Wyler tinha como uma de suas principais características o modo como conseguia extrair o máximo de seus atores,tirando da estaticidade da câmera o sentimento do personagem.Por isso um enredo tão honesto em seu humanismo se fortalece com sua direção,um alcance psicológico onde progressivamente acompanhamos a luta da reabilitação mental de cada soldado.Os três são: Capitão Fred Derry(Dana Andrews),que ao retornar descobre sua mulher trabalhando em clubes noturnos;Sargento Al Stephenson(Fredric March),pai de família que caminha na corda bamba do alcoolismo;e o soldado segunda-classe Homer Parrish(Harold Russell),que volta para sua namorada com as duas mãos amputadas.Russell joga ainda mais com o realismo cortante do filme,por ser ele realmente um veterano mutilado que como amador conseguiu não só passar a coragem e o carisma que ele naturalmente carregava consigo,assim como qualquer pormenor da sua situação.Três seres humanos de diferentes classes sociais se interligando pela dor e deslocamento de uma experiencia em comum no bar liderado pelo Uncle Butch(o popular compositor Hoaghy Carmichael,pianista do "Uma Aventura na Martinica" do Hawks)
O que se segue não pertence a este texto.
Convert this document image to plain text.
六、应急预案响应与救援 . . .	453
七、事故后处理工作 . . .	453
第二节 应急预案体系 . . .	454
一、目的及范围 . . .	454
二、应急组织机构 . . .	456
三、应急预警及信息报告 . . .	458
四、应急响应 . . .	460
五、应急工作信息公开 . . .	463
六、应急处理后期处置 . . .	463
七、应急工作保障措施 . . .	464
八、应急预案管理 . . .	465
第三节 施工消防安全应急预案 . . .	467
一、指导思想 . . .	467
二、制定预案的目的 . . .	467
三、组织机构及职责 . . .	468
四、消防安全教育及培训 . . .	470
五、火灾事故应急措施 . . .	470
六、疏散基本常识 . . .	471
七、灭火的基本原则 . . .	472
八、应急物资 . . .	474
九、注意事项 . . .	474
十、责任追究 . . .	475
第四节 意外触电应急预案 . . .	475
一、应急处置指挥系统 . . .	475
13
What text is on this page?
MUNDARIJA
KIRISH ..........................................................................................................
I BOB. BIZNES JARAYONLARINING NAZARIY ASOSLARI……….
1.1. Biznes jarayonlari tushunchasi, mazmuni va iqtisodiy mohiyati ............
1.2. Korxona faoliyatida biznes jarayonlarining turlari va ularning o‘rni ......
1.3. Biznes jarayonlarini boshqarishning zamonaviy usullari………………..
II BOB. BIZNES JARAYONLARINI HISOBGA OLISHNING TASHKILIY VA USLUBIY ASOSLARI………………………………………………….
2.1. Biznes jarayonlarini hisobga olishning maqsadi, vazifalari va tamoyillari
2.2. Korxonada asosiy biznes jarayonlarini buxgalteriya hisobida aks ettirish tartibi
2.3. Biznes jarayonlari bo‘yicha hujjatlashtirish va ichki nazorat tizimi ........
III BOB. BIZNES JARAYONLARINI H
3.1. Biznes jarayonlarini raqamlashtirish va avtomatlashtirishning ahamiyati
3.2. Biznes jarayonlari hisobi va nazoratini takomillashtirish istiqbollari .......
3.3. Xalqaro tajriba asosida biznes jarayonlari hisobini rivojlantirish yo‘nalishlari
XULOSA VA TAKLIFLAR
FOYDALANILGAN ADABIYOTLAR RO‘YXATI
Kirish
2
O diretor de fotografia Gregg Tolland,herói do deep focus de "Cidadão Kane",usa o artifício de forma sutil,para dispor os personagens em diferentes campos de visão,cujas atitudes se conectam em sentido.Mandando seus atores vestirem roupas do dia-a-dia e usando sets em tamanhos reais,Wyler acentua ainda mais a sua busca pelo olho-testemunha da realidade comum,evitando qualquer claro-escuro ou artificialismo fotográfico,o que não deve ser confundido com falta de estilo,o que fica claro pra quem viu filmes como "O Morro dos Ventos Uivantes"(1939).
O monstro que os protagonistas tem que enfrentar é absolutamente interno,recebendo e evitando o amor familiar que todos tentam compartilhar com seu ente querido tanto tempo ausente.A esposa e filhos de Friedric;Andrews se vê envolvido com uma tirana mas logo encontra na filha de Fredric,Peggy(Teresa Wright),o carinho que precisa;Russell tendo que lidar com a auto-piedade,sendo que nem sua namorada lhe abandona,muito menos seus pais.

É esse apoio,essa valorização da família como ela realmente deve ser valorizada,que torna o filme um aprendizado que edifica a alma e o coloca acima de qualquer política,fazendo com que a solidariedade e a confiança que deve existir entre aqueles que precisam de compreensão e os que devem doá-la resulte num filme cujo amor e entendimento supere qualquer anacronismo temporal.